You can manage your custom entities through the Vault Settings dialog. You may notice that there is a new tab for Custom Objects. (NOTE: custom entities are called “custom objects” in the UI). This tab is mostly empty. The only thing you can do is click the Configure button, which lets you manage the custom entity definitions. You can think of a custom entity definition as a class definition in .NET or a table definition in SQL.
If you create a new definition, you’ll see that there are various fields to set. There the display name and plural display name determines how the objects will be shown to the user. The security defines the default ACL for new objects. The icon is the image that will get displayed next to your objects. This is an .ico file, so you can define multiple sizes. We recommend 16x16 , 32x32, 64x64, or 128x128.
After a custom object definition is created, you need to restart Vault Explorer to see it properly.

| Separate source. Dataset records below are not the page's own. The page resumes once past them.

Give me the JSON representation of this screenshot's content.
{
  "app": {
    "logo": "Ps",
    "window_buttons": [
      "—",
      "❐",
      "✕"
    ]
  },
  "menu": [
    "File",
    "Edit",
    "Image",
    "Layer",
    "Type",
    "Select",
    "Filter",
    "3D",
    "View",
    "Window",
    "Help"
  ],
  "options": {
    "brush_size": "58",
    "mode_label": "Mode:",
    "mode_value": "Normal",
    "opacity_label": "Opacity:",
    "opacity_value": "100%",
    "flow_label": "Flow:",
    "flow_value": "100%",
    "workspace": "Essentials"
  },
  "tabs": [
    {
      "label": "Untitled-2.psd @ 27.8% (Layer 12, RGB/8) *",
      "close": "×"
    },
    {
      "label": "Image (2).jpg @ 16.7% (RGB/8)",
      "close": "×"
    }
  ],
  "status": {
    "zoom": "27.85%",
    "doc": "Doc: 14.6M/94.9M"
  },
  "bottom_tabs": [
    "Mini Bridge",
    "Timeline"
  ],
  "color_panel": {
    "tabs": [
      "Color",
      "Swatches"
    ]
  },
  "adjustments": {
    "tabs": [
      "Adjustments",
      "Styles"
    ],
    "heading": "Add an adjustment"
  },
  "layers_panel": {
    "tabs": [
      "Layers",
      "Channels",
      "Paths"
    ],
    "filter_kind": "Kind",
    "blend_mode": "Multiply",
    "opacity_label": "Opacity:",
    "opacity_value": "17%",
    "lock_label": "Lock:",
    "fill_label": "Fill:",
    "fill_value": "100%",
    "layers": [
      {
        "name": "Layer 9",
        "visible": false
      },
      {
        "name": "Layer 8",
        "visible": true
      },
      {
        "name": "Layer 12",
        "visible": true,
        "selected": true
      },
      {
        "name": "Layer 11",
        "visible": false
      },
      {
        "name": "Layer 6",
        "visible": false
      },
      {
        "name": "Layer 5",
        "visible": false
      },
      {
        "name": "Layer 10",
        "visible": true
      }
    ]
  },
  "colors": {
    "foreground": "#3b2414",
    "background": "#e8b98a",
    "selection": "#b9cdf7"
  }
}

Our custom entities get their own section in Vault Explorer. If we go to one of these sections and create a new object, you will see the default New behavior, which is pretty basic. All you can set is the name for the entity. In another post, I’ll show you how to override this dialog.
Now we have our object, but I’m guessing you are going to want to set more than just the name. To configure things like properties, category, you need to go to the property and category sections of Vault Settings. You will see that Custom Object capability has been added to these settings. Through the category configuration you can set things like property definitions and lifecycle.
It’s also a good idea to set up a rule to move your custom objects to their own category upon creation.
The last thing I want to go over is the default tabs. The Contents tab works like the Uses tab for files; it shows the children entities. The Were Used tab works the same way but it identifies parents. To set these relationships you use the Link feature. Just copy an entity and “Paste as Link” into the Contents tab of your custom entity. You can link your custom object to and from all the major entity types (files, folders, items, change orders and custom entities).
Hopefully you are starting to see the possibilities, and I’ve only gone over the standard UI behavior. The real fun begins when we get into the API features in part 2.